JAY: So to understand what’s going on today in Libya, one obviously needs to know the history. So let’s start with pre-Gaddafi coup. Gaddafi comes to power in 1969. Set the stage for us. How do we get to the conditions in 1969 that gives rise to the–Gaddafi’s successful coup?

AHMIDA: Okay. Let’s try to make sense of, in a few words, a complex and long, long period. What the viewers need to know is Libya had a different colonial experience. It was colonized between 1911 and 1943 by Italy, the only North African Arab country that was colonized by Italy. And it was really not like the colonization of Tunisia and Egypt or Morocco. This is one of the most brutal colonial experiences, especially under the fascists, than any other experience in Africa, with the exception, maybe, of Algeria and the Congo.

JAY: What’s an example of what you’re calling the most brutal colonialization?

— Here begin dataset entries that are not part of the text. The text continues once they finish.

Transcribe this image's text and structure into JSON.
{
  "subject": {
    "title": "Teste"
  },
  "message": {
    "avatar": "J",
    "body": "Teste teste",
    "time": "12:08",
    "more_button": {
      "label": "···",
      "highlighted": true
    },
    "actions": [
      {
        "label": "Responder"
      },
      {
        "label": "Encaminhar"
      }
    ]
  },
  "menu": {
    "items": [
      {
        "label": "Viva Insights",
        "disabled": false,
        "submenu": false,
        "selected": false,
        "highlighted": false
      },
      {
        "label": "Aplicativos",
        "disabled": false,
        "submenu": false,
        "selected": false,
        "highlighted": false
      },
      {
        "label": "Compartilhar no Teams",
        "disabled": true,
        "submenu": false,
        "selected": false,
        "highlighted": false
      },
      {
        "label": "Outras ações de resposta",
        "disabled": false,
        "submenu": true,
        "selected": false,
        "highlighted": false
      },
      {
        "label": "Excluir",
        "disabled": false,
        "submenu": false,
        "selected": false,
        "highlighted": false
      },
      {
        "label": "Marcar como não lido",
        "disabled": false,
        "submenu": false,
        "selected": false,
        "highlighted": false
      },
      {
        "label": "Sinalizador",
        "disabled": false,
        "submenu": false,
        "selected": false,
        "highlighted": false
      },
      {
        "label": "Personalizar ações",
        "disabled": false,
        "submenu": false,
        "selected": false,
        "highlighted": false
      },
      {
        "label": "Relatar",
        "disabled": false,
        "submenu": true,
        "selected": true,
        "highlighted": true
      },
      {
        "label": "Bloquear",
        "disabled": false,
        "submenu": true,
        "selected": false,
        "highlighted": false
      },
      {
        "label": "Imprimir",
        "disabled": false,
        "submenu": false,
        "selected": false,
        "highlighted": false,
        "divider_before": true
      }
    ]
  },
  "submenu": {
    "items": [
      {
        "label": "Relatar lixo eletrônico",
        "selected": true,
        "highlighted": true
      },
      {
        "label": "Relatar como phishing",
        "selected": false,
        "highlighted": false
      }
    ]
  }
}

AHMIDA: We know that between 1911 and 1943, half a million Libyans perished due to this colonization, including, we think, between 65,000 in concentration camps in the region that was called Surt desert. And, actually, the town of Agheila, which is being mentioned in the news quite often. And people were put–the whole civilian population of eastern Libya that’s revolting against the Gaddafi’s regime were moved, deported by ships and on foot to the desert of Surt, and they were put there for four years. The Italian did not gas them. Many of them died, including children and elderly, because they had no food, and they died because of diseases. The cemeteries that I had researched in the last ten years, every year there were horrific. So the first thing we need to realize: this is a very vicious, brutal, genocidal colonization. The consequences of this colonization did not die. Actually, when Libya was–became an independent state,you know, [inaudible] by the United Nations and the UK and the United States in 1951, they created a federal monarchy, a very conservative, very pro-West. And it had given military bases to the United States and UK. The memory, the scars, and the trauma of the Italian colonization has been suppressed. You don’t talk much about it, just in brief, and you try to [inaudible] move on.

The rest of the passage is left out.